Second of all, what’s a modular smartphone, anyway?
It’s a Google thing born from the idea that smartphone users would prefer to own a device that works much like Lego bricks. Buy all the pieces you want, snap them together, ipso facto and alakazam– you end up with a personalized smartphone. This modular approach to hardware came from Google’s then Motorola division and it seems to have become all the rage among technology websites but doesn’t seem to have caught on among actual smartphone buyers and users. Then again, the idea came from Motorola and we all know how well that turned out for Google.
The idea behind a modular approach to a smartphone seems plausible. Buy the pieces you want, upgrade only the pieces that need to be upgraded or replaced somewhere down the road. That seems like a more personalized approach to customizing your smartphone, a more efficient use of resources, an ecologically sound way to dispose of technology in little pieces rather than a big piece every few years, and yet another way to tell friends, neighbors, and co-workers that you hug trees on your days off.
Want to upgrade your smartphone’s camera? Pop off the old one, pop on a new one. Need a higher resolution screen? Or, a faster CPU? Snap, snap, snap. Done.
Roberta Cozza, research director at Google.
From a vendor perspective, it’s creating differentiation in a market where everything looks the same
Translation: Everything we do looks like something Apple did already, except this farfetched idea, but they’re paying me anyway.
Consequently, the type of modularity in vogue at Google and LG is about having just enough modularity to encourage consumers to buy lots more kit.
Translation: We need to find another way to differentiate our smartphones from Apple’s iPhone, and we need to figure out a way to make money doing it.

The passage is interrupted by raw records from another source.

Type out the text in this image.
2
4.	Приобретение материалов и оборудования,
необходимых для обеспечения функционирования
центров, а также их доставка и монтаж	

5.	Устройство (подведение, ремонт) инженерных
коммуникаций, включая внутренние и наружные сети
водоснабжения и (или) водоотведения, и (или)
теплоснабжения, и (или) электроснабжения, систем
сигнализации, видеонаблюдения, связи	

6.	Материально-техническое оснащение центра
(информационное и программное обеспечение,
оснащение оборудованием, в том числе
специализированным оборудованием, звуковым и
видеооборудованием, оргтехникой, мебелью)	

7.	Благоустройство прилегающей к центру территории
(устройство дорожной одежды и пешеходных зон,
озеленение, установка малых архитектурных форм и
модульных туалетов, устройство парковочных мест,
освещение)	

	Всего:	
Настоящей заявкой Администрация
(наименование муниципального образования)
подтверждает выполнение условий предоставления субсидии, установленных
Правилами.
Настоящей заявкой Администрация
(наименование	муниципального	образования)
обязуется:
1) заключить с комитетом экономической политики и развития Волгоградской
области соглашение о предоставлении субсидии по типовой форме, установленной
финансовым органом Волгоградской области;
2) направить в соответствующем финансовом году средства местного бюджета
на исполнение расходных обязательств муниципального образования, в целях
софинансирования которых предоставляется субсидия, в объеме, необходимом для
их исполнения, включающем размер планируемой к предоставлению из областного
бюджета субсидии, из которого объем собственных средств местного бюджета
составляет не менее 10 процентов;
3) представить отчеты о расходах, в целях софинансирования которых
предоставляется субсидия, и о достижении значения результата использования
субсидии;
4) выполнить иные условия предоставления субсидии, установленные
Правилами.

Then there’s a tip of the hat and wag of the finger for Juan Díaz Díaz (a name so nice you get to say it twice):
There was no option to just fix this simple and cheap part, you have to buy a full phone. That definitely makes no sense, it’s like having to change the full car because your windshield is broken or the tyres are worn… Our main goal is to make the device as easy to upgrade and fix in hardware as it is in software, and it’s making everything sustainable by design.
But I thought they simply wanted to make more money.
OK, let’s be clear. A smartphone is not a car. Cars have parts that can be repaired or replaced. Hmmm. So do smartphones, but since there are fewer parts, there are fewer repair or replacement options. That’s the nature of electronics.
Díaz Díaz again:
The people that are talking a lot about modular devices are people from IT and technology, mostly because the devices that have been shown are for that market… Most people who are interested in the Puzzlephone are part of the technical universe, but not exclusively.
Alright, enough of the nonsense. Modular phones are neither smartphone market saviors or killers. A modular smartphone is an interesting idea that becomes mostly a waste of time.
*Handsets: technology writer talk for smartphone.